Klaine, que ya había venido a comprar materiales de apoyo para "El Maestro de las Ilusiones", sacó una moneda de cobre y la arrojó sobre la barra, luego la recogió, y lentamente se levantó, siguiendo a un guardia por la escalera hasta el segundo piso, y entró a la habitación del otro extremo del pasillo.
La habitación estaba llena de una alfombra marrón y amarilla gruesa y lujosa, con un ligero olor a carbón de calidad y a incienso.
Un hombre de mediana edad, de cabello rubio y bien peinado, estaba sentado en un sillón, fumando un cigarrillo, y leyendo un periódico. Alrededor de él había más de seis guardias.
Aunque Klaine no era un "aventurero" en el sentido tradicional, no podía juzgar las características y la fuerza de esos guardias a partir de los detalles, ni pertenecía a la vía "del espía" ni "de la criatura", pero su intuición le permitía creer que al menos algunos de ellos eran aventureros, capaces de amenazarlo.
El hombre de mediana edad dejó el periódico, tiró de la solapa de su camisa negra, y se levantó lentamente, extendiendo su mano derecha:
"Bienvenido a Olarve, mi amigo aventurero."
Sus ojos azules mostraban una sonrisa, que parecía genuina.
Klaine también extendió su mano, y le dio un ligero apretón, sin decir nada, esperando a que él hablara.

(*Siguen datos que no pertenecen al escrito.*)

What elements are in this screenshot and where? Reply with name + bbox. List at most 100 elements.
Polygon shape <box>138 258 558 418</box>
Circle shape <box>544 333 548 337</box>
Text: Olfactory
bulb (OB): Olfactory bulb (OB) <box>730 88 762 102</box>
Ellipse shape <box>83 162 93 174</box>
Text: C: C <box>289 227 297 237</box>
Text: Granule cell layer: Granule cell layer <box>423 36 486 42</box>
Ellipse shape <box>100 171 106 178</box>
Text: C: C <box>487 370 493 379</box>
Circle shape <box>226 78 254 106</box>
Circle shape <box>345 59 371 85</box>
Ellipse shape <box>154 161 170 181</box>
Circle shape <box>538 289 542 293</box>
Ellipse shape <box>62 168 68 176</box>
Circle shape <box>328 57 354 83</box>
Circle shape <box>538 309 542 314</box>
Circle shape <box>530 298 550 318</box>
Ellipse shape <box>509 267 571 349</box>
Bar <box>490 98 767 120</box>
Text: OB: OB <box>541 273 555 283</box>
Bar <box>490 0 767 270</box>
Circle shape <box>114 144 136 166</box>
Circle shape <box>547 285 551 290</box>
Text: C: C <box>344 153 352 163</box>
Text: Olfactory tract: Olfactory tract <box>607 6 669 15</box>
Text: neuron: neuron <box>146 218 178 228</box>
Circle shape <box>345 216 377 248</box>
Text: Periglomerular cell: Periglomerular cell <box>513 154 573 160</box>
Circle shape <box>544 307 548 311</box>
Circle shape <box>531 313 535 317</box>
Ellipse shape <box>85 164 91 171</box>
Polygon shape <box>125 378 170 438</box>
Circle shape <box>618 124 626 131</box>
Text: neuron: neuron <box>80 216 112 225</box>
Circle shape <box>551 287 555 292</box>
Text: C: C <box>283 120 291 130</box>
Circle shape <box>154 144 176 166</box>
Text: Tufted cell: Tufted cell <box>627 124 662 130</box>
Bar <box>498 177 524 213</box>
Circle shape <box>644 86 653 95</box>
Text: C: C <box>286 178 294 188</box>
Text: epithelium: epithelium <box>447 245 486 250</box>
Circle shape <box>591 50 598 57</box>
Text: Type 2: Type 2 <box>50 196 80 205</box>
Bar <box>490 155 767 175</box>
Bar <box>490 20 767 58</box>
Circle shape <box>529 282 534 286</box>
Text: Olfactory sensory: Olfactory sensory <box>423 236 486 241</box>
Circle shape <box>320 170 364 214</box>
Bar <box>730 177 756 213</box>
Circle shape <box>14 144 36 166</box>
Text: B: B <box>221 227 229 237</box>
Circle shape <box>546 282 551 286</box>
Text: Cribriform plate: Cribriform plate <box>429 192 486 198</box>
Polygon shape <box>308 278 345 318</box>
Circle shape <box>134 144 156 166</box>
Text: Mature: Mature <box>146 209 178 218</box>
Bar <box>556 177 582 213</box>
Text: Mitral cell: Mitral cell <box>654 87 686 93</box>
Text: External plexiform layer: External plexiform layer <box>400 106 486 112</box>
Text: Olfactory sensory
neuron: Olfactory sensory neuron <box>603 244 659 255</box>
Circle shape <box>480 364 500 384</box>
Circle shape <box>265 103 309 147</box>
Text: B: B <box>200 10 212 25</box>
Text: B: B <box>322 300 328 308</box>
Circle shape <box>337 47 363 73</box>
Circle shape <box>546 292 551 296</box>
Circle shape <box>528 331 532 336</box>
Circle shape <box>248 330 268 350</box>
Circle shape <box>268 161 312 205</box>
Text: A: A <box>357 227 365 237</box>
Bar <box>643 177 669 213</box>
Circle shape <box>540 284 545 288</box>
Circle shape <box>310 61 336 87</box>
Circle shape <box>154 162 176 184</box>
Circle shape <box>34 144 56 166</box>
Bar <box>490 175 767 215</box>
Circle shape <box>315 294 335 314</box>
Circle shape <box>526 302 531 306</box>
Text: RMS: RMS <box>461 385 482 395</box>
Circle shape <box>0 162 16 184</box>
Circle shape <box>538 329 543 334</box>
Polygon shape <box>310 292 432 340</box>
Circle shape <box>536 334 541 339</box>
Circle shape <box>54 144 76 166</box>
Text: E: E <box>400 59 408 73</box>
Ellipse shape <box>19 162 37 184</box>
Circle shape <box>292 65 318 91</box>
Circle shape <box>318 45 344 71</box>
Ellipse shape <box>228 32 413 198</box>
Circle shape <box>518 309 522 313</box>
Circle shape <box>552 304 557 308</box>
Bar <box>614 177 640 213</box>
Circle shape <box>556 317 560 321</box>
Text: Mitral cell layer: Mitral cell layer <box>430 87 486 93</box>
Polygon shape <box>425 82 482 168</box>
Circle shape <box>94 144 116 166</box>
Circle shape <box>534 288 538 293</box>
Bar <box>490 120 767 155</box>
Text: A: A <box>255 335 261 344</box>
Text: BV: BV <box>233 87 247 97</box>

El hombre de mediana edad señaló el sofá frente a él, y dijo con una sonrisa:
"Soy Billte White, el dueño aquí."
"Yo también fui aventurero, y aún estoy vivo, y he ganado mucho dinero."
Al ser tan confiado en su propia fuerza, se atrevió a decirlo de forma tan directa... Klaine se sentó sin dudar, inclinándose ligeramente hacia adelante, sin mostrar ninguna emoción mientras escuchaba a Billte seguir contando.